From a symmetry/asymmetry viewpoint, the unified monetization mechanism provides a scale-consistent objective for cross-scenario comparison, the encoding–decoding structure implicitly reduces redundant symmetric representations induced by interchangeable resources, and the enhanced Lagrange dual-rollback mechanism introduces beneficial asymmetry via adaptive congestion prices to guide feasibility restoration under soft constraints. The experimental results show that under baseline settings, the DI-WOA reduces the final OBJ by 8.33% compared to the baseline WOA; in multi-load generalization experiments, the DI-WOA’s mean OBJ is optimal in all scenarios for H = 3/4, leading the sub-optimal algorithm by up to 13.85%, verifying the effectiveness and stability of the proposed method under the unified bill cost objective. For large-scale H scenarios, hierarchical and symmetry-aware encoding (e.g., canonicalization over homogeneous host groups) and adaptive iteration budget/population size strategies can be utilized to control search difficulties arising from high-dimensional discrete space;
While the DI-WOA demonstrates stable performance on static instances and within limited-scale settings, it is imperative to acknowledge the inherent limitations of this framework. These limitations stem from the unpredictability and variability of real-world application scenarios, representing common shortcomings of heuristic algorithms. Specific limitations include:
The unified monetization mechanism necessitates converting physical quantities of different dimensions into a single “bill cost,” which heavily relies on scenario-specific “conversion rates” and lacks universality for arbitrary contexts;
The objective function modeling assumes static/known pricing signals (e.g., energy/carbon prices), making it difficult to adapt to scenarios with time-varying prices;
The modeling presupposes offline instances with full prior knowledge of all task parameters (e.g., arrival times, deadlines, and workloads), rendering it unsuitable for volatile scenarios involving dynamically arriving or cancelled tasks.

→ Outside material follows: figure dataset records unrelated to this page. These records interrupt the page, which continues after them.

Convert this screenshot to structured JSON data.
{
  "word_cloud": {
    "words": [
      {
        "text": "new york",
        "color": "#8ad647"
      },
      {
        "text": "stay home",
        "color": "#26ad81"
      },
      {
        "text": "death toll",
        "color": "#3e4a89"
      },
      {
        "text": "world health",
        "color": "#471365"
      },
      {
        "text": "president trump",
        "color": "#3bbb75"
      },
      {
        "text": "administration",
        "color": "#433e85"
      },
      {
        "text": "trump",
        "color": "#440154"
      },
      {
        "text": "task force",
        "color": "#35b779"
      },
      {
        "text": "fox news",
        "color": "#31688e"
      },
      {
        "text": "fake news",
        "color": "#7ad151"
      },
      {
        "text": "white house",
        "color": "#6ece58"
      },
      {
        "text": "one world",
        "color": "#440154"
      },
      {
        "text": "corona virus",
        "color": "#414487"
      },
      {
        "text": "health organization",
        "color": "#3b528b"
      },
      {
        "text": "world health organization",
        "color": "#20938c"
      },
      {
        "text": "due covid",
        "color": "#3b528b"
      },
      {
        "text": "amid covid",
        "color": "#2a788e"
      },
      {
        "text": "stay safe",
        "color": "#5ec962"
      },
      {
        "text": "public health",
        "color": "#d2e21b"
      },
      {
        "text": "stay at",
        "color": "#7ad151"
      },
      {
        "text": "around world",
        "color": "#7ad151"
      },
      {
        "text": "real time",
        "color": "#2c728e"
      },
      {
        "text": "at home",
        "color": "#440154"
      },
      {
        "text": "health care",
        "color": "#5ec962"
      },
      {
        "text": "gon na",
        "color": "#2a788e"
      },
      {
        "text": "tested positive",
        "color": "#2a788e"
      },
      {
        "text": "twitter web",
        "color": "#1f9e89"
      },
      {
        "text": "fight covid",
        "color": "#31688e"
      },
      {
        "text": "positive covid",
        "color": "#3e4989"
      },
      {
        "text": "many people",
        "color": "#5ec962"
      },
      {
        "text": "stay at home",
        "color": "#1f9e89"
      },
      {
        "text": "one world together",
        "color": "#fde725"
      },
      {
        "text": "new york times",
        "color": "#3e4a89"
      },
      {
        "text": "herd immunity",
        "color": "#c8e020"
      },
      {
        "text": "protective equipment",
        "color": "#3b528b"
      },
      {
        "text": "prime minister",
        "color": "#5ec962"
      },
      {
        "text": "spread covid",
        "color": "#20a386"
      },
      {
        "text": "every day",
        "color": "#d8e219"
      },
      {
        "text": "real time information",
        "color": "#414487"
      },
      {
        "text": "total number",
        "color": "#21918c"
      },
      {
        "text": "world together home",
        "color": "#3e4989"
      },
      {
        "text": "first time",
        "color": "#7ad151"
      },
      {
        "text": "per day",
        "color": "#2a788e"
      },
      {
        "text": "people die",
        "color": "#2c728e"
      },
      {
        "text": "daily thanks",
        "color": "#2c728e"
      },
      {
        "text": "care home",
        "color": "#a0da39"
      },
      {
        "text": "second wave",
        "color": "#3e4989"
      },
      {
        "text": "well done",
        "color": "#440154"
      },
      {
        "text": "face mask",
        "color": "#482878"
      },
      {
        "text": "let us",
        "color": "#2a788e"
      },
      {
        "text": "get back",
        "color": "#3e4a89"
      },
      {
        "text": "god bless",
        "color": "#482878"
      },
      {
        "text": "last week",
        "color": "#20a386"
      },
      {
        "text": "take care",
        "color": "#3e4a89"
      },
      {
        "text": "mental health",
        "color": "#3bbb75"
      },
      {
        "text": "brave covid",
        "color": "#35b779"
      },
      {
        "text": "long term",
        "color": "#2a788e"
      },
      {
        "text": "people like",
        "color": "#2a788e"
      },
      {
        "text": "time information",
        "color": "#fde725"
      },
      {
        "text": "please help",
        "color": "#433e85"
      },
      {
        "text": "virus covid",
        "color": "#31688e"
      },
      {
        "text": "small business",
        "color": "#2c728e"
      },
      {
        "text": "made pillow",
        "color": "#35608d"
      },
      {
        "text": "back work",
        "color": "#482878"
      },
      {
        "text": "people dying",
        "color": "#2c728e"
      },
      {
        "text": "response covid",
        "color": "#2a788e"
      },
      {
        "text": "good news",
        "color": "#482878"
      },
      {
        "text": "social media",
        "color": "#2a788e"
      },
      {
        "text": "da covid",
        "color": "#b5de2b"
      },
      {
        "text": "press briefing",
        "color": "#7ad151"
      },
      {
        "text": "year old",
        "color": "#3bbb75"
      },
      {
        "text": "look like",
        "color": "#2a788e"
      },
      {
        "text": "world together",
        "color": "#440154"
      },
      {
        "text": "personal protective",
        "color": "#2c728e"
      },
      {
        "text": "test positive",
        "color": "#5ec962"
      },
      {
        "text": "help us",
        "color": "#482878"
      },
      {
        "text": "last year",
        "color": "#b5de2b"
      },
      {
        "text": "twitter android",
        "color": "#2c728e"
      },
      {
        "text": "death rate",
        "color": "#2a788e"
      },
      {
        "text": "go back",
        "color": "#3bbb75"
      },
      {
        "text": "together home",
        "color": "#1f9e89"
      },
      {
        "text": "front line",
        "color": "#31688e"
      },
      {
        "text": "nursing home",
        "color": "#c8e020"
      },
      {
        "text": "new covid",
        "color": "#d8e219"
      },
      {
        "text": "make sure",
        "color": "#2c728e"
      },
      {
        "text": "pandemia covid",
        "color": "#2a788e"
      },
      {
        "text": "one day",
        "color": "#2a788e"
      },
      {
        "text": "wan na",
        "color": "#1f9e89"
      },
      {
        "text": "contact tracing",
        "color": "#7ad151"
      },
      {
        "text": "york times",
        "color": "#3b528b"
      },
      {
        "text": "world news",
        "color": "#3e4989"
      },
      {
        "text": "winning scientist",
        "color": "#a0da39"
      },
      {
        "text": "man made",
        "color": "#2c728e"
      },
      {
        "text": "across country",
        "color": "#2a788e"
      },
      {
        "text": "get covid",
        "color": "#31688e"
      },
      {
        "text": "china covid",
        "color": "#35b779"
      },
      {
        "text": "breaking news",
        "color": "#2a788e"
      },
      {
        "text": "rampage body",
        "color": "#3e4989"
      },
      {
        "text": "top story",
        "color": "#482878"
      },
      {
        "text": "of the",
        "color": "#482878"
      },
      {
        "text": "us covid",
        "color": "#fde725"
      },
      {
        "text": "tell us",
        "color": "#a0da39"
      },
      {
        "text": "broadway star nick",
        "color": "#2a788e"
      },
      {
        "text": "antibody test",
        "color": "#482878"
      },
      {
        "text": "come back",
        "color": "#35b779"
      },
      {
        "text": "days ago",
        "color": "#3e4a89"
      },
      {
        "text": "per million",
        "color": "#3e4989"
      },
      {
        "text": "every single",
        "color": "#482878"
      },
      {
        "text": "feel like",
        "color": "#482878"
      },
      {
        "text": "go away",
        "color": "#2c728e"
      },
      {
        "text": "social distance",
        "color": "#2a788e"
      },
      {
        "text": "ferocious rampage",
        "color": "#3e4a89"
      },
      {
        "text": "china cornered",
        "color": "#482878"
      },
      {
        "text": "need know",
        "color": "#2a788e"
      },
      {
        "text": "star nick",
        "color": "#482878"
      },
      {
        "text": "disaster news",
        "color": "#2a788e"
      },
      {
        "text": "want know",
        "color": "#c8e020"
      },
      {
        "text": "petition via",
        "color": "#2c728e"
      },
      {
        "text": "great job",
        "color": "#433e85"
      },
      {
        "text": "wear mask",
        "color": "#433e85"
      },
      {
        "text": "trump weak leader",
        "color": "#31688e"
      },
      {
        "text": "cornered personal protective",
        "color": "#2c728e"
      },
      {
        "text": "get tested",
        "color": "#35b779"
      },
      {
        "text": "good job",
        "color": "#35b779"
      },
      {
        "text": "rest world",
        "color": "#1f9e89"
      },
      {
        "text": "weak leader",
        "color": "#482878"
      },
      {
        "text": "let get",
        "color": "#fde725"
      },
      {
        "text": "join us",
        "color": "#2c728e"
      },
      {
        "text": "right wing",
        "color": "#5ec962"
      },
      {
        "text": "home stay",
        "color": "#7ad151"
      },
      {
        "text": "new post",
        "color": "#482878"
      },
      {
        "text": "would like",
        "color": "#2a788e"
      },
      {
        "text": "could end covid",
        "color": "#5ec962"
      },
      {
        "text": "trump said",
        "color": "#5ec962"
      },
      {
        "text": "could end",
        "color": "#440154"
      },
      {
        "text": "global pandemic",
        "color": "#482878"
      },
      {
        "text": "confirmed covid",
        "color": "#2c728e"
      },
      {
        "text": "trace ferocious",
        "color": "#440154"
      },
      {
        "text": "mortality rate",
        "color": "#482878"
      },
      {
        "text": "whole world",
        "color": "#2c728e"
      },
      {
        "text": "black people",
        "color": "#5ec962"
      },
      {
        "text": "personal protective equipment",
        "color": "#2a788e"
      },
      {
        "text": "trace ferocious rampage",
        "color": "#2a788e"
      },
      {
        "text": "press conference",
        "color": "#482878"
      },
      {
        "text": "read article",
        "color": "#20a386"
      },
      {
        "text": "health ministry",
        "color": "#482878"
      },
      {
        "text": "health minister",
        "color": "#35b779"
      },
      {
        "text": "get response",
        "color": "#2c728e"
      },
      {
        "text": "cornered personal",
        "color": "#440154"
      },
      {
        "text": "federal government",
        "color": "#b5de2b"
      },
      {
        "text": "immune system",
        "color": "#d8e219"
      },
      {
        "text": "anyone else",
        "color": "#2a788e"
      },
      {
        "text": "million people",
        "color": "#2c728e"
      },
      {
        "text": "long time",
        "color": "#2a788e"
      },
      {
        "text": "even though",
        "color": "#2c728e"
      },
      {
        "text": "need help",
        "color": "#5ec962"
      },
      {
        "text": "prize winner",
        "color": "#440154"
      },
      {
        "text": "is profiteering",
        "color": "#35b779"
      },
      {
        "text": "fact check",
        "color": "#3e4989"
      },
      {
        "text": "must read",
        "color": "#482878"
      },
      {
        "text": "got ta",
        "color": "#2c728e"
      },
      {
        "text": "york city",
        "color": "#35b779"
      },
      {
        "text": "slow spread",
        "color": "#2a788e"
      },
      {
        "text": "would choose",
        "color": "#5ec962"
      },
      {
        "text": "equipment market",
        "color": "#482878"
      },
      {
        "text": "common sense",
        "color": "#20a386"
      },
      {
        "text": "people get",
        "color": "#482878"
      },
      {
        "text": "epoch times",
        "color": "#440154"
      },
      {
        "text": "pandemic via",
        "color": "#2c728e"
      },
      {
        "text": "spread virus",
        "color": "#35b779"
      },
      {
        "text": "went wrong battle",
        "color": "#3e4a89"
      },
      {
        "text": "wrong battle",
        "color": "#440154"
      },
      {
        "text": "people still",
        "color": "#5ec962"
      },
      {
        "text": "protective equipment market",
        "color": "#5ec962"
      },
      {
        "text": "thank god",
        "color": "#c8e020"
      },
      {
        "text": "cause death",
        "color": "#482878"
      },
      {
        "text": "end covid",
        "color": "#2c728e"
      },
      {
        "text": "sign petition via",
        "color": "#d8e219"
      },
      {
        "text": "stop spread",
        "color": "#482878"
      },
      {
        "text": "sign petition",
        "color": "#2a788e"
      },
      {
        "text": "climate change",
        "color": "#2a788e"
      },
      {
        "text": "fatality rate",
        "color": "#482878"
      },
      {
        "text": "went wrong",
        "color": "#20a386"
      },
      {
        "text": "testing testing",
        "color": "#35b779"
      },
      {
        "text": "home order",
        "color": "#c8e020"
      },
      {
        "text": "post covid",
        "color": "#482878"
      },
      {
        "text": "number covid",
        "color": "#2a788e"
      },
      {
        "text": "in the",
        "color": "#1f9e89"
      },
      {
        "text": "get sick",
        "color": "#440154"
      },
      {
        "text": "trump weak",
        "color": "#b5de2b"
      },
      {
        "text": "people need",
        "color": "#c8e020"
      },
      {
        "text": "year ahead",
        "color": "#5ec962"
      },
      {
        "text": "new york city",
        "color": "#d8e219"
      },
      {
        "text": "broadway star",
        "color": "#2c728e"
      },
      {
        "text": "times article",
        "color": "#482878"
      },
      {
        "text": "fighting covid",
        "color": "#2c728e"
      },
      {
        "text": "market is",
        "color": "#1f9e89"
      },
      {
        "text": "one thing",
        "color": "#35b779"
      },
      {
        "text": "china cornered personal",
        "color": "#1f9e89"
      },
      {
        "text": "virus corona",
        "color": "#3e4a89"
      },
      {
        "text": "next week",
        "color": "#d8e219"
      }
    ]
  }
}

Building upon the aforementioned three shortcomings, future work will focus on developing a general-purpose monetization calibration mechanism adaptable to the cost characteristics of diverse scenarios. Furthermore, it will explore extending offline scheduling to online horizons by integrating techniques from the reinforcement learning domain and neural networks for stochastic price prediction and dynamic task handling.